Security hunt for ex-presidential candidate Kabuleta

Mr Joseph Kabuleta’s office on Luthuli Avenue in Bugolobi, Kampala. Inset is Mr Kabuleta. PHOTO/  ABUBAKER LUBOWA

Security agencies are hunting for the principal of the National Economic Empowerment Dialogue, Mr Joseph Kabuleta, on allegations of spreading misleading information against vaccination of children against coronavirus. 

Armed security personnel dressed in civilian clothes raided the offices of Mr Kabuleta at Luthuli Avenue in Bugolobi, Kampala, and briefly detained his colleagues in search for him, but didn’t find him. 
Mr Moses Matovu, the spokesperson of the National Economic Empowerment Dialogue, said the armed men raided their offices yesterday morning and took over their communication gadgets before they carried out a search. 

“They asked us to tell them where our principal was and we told them he was out of office. But they insisted that he was around, so they searched the area. We found out later that they were tracking the mobile phone he used during the presidential elections,” Mr Matovu said. 

“We told them that he had left the phone in the office. They picked it and went with it.”
There were efforts by security officers to use Mr Kabuleta’s colleagues phone to lure him into his office in vain. Efforts by this publication to talk to Mr Kabuleta were futile by press time. 
Mr Kabuleta has been critical about vaccination of children in schools against Covid-19 and other diseases. He often claims that the vaccines have adverse effects on human beings and also cause death to some people, an allegation that both the government and international health organisations such as World Health Organisation refute. 

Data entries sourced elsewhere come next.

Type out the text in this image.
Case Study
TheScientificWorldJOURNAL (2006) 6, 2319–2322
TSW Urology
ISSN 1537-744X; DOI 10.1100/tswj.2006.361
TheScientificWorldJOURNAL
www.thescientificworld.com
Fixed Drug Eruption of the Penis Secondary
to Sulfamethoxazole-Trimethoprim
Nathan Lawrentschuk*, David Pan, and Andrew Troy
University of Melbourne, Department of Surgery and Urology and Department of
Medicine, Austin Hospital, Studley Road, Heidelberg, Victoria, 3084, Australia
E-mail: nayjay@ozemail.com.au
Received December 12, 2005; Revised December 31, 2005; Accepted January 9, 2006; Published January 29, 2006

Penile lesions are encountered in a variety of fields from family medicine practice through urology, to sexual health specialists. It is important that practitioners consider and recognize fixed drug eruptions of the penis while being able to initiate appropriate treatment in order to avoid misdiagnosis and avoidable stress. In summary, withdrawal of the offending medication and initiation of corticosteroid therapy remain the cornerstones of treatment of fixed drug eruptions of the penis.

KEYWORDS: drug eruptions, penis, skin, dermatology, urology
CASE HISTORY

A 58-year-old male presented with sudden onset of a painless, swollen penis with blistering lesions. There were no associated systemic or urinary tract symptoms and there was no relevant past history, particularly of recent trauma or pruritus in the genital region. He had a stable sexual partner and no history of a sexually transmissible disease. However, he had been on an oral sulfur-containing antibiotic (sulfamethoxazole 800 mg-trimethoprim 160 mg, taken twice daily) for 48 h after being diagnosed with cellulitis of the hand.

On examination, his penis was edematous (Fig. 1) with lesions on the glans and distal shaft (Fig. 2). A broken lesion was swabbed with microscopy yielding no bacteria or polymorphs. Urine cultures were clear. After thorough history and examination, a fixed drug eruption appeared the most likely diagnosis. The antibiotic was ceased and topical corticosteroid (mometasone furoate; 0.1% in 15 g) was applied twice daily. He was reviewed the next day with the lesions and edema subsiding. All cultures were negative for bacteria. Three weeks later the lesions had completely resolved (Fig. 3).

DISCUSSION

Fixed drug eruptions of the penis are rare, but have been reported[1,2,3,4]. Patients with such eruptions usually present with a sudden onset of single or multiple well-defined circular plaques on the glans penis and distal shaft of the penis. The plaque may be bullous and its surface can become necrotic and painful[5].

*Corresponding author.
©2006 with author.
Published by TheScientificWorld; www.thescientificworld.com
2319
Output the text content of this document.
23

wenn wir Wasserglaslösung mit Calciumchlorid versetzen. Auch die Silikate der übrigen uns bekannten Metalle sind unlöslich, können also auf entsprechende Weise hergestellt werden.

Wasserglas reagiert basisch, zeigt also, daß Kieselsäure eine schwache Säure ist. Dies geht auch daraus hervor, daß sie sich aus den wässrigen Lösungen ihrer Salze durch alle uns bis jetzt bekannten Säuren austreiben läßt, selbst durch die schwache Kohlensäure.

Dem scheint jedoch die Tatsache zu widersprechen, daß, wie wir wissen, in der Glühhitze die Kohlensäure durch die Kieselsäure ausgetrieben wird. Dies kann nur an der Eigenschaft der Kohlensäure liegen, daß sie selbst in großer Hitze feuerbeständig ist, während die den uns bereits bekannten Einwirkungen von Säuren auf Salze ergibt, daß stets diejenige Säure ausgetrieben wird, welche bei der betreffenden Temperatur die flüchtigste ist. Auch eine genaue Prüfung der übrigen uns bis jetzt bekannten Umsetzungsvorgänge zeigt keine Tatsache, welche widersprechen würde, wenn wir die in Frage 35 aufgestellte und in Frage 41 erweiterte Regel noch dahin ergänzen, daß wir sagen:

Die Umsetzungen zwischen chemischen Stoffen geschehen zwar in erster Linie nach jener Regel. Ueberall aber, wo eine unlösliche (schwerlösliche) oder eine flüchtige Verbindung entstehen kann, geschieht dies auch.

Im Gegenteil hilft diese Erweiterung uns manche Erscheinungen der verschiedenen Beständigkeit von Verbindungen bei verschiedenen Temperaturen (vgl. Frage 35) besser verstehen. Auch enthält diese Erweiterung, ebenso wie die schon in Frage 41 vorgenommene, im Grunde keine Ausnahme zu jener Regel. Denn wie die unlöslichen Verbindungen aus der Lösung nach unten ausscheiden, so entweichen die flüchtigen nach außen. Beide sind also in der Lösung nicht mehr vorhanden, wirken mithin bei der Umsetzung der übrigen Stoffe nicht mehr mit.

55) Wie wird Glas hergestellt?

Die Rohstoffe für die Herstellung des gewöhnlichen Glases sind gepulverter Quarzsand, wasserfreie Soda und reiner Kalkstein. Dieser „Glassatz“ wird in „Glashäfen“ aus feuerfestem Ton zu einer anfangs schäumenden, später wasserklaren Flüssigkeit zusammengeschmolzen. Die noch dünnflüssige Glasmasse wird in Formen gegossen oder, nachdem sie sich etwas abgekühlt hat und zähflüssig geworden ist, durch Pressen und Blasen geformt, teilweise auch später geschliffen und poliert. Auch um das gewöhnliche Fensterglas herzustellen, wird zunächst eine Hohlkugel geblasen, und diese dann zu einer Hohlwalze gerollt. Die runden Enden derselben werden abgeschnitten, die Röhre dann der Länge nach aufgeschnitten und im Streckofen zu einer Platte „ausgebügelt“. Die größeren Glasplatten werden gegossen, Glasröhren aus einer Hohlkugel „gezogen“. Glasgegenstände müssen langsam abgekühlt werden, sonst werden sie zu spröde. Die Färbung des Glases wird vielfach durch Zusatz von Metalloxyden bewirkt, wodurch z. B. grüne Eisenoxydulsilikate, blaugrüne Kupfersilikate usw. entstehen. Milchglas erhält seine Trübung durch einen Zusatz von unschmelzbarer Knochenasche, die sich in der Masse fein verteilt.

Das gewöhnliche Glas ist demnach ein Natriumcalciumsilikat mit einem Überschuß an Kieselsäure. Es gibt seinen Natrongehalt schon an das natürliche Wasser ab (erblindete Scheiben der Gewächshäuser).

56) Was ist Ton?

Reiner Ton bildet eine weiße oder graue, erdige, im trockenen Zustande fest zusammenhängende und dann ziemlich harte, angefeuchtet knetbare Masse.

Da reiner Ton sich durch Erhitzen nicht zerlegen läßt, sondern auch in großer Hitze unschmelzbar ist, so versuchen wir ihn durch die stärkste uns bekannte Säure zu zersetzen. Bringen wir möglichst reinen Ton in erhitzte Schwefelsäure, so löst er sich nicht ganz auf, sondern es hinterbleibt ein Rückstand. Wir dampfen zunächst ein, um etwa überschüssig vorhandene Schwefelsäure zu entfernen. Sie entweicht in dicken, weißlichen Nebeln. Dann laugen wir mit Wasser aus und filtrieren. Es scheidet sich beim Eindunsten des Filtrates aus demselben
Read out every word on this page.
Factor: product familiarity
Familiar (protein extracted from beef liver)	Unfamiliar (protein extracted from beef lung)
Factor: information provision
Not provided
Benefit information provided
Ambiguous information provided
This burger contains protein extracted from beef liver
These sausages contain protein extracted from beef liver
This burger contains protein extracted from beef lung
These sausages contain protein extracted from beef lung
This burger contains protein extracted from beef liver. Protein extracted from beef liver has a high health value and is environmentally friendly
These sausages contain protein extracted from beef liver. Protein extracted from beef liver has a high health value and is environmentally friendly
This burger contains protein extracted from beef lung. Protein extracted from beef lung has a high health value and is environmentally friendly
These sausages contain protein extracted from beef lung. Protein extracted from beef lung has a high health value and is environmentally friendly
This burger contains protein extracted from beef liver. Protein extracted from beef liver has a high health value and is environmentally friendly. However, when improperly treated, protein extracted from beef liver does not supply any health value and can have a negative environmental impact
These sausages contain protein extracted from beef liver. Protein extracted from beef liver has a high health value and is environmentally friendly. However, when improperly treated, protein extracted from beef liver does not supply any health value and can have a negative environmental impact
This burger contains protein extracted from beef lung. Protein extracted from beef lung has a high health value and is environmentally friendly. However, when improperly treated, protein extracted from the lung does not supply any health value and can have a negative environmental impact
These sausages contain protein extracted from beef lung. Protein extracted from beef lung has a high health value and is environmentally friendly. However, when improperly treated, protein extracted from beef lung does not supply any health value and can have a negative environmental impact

According to Mr Matovu’s colleague, Mr Jeje Kyaka, the security personnel possessed a video in which Mr Kabuleta allegedly talked about the ongoing Covid-19 vaccinations of children in school, which they claimed contained a range of offences such as sedition and offensive communication.
The deputy spokesperson of Kampala Metropolitan Police, Mr Luke Owoyesigyire, said he had not yet been briefed about the matter.

Police sources said contravention of the Immunisation Act 2017 is part of the many offences they are investigating against Mr Kabuleta and his colleagues.
The law penalises anyone who makes misleading statements against vaccines. 
According to Section 23 (1) of the Immunisation Act, a person shall not make, cause to be made, or publish any misleading statement or information regarding the use or effect of any vaccine. 

Section 23(2) of the Immunisation Act states: “…a person who contravenes this section commits an offence and is liable, on conviction, to a fine not exceeding 48 currency points (Shs960,000) or imprisonment not exceeding two years or both.”
Police have before interrogated Mr Kabuleta’s pastor Elvis Mbonye on allegations of promoting an anti-immunisation campaign against measles and Rubella on his social media platform. 

Mr Mbonye denied the allegations, and the case never reached prosecution level. 
President Museveni has repeatedly vowed to deal with anyone against immunisation and vaccination campaigns. He once said he had to arrest one religious leader in western Uganda, who was against immunisation campaign.